Started out going to pick up our new buckling that will be a companion for Snickers.  Drove over an hour to get him.  We decided to name him Ranger.

Meet Ranger:







Then our rooster attacked one of our hens, Miss Flufferbottom.
I hope she'll be ok.  He ripped the skin right open. I don't know what got into him...I don't think that he was trying to mate her...he hasn't done this to any of the other hens.  They were pecking around in the barn and it was suddenly "on".















I fixed up Miss Flufferbottom and put her into the coop.  And there was Lucky, our hen who was the lone survivor of a mink attack a few months back.  Lucky was in the nest box laying her first egg!

Here's Lucky (She's a Silver Lakenvelder:




And here's her first egg:






And then to top the day off....

My DH got his foot stepped on by our 1200 pound Morgan mare.  And it's swelled and was ugly looking...so off to get it x-rayed.
No break...only bruised.  The muddy ground saved his foot from getting crunched.






Here's to a better tomorrow!


----------



## Rebbetzin (Mar 2, 2011)

What a day indeed!!


----------



## ksalvagno (Mar 2, 2011)

Sounds like a really fun day.
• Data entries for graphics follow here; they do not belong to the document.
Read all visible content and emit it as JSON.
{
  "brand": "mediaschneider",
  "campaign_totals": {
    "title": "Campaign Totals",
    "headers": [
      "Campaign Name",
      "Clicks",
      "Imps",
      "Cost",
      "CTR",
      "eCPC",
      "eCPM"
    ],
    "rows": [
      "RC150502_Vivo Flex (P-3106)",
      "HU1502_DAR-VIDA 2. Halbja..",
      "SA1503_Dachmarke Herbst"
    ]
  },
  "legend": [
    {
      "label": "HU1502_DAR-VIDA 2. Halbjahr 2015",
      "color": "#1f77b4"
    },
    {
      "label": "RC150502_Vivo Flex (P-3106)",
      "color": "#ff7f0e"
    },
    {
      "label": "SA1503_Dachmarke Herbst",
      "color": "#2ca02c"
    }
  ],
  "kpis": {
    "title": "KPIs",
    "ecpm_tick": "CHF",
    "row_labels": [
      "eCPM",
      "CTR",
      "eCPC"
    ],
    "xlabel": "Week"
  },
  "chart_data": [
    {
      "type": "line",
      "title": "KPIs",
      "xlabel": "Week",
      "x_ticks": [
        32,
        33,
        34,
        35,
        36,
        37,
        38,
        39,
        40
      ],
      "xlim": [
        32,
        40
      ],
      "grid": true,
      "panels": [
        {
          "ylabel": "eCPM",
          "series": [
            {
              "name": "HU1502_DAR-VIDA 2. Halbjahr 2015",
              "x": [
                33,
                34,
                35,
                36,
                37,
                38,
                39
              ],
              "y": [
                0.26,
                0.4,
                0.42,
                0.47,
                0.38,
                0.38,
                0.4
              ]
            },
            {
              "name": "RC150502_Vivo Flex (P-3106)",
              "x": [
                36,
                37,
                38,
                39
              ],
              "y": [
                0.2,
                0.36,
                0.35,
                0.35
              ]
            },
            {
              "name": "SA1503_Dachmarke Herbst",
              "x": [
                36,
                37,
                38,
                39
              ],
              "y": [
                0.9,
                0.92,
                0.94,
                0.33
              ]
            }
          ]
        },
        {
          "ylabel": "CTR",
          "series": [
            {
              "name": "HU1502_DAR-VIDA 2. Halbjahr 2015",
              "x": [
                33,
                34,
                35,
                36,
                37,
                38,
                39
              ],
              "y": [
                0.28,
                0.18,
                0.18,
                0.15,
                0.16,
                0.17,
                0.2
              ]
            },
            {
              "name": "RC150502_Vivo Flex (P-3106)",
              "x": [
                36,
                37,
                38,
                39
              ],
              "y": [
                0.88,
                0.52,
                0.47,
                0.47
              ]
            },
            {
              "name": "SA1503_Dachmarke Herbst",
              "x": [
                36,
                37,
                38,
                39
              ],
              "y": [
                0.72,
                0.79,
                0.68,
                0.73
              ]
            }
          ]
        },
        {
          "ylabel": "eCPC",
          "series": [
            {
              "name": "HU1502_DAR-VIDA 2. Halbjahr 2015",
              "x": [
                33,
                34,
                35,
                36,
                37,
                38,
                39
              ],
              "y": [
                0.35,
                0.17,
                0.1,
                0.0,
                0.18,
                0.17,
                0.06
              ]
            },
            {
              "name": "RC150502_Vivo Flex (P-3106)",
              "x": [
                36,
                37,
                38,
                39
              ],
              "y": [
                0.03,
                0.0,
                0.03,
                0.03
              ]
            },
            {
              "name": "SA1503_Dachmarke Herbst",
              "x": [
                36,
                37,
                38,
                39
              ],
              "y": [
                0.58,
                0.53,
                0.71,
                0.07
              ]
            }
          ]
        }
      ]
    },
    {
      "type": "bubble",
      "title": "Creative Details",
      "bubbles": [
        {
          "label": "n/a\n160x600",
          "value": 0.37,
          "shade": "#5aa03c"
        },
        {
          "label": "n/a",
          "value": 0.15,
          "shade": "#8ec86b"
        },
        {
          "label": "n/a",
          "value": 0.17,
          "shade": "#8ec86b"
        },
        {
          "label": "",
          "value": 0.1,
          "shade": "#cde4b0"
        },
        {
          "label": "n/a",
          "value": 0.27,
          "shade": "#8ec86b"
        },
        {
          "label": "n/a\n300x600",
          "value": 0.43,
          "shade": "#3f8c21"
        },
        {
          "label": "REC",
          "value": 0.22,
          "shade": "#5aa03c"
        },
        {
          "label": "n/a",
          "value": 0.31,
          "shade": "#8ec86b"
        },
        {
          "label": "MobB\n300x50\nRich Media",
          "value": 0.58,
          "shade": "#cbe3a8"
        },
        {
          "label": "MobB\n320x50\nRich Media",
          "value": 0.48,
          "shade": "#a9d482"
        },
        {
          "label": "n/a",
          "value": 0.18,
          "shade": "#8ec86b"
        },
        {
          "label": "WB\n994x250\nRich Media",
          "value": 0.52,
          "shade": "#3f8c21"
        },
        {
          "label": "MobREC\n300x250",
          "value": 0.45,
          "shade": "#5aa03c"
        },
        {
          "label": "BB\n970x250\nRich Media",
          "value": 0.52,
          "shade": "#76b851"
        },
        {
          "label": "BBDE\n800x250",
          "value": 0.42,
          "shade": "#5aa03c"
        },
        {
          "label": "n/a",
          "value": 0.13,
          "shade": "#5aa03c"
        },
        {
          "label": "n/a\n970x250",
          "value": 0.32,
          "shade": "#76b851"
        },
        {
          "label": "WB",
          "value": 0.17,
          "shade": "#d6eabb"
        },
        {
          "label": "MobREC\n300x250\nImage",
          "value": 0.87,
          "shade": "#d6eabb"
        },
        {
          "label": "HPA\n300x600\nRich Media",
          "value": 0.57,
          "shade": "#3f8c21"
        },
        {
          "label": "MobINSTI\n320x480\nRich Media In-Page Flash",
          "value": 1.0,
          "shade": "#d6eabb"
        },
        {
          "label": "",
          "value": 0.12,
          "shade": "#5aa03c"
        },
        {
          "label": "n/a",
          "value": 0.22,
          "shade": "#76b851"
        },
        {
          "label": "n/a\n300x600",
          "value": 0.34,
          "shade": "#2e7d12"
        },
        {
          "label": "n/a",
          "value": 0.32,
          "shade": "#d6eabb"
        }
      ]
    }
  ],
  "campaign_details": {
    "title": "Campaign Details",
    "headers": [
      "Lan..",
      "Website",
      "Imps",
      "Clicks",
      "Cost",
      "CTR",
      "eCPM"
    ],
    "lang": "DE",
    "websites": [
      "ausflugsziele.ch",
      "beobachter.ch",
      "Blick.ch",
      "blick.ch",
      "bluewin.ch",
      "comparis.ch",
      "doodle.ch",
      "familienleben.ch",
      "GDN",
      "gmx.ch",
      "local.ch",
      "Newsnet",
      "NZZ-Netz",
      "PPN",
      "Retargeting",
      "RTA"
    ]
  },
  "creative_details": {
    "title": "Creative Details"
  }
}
Congratulations on your new little guy.


----------



## elevan (Mar 2, 2011)

So far today is off to a much better start!  

And someone over on BYC pointed out that Miss Flufferbottom could be a MR...and that could have been the reason that Homeboy attacked...
http://www.backyardchickens.com/forum/viewtopic.php?pid=5800641#p5800641


----------



## samanthaj (Mar 9, 2011)

i had a very dominate hen and the rooster did the same thing to her! she recovered but only after i took her completely away from the roo,he was always atacking her and reopening the wound.


----------



## elevan (Mar 9, 2011)

samanthaj said:
			
		

> i had a very dominate hen and the rooster did the same thing to her! she recovered but only after i took her completely away from the roo,he was always atacking her and reopening the wound.


The roo is spending time in the barn until I can get the guts to process him  

Everyone else is in the coop for now.


----------



## Livinwright Farm (Mar 9, 2011)

My(back before I sold him) Cogburn was only "overly" aggressive towards hens that refused to back down to him. He was TOP of the pecking order and he made sure they learned it. Although he never harmed them like this. Most he would do was cause some comb bleeding...  :/

*ETA: *glad your hubby's foot is not broken, and congratulations on your new bouncing boy!


----------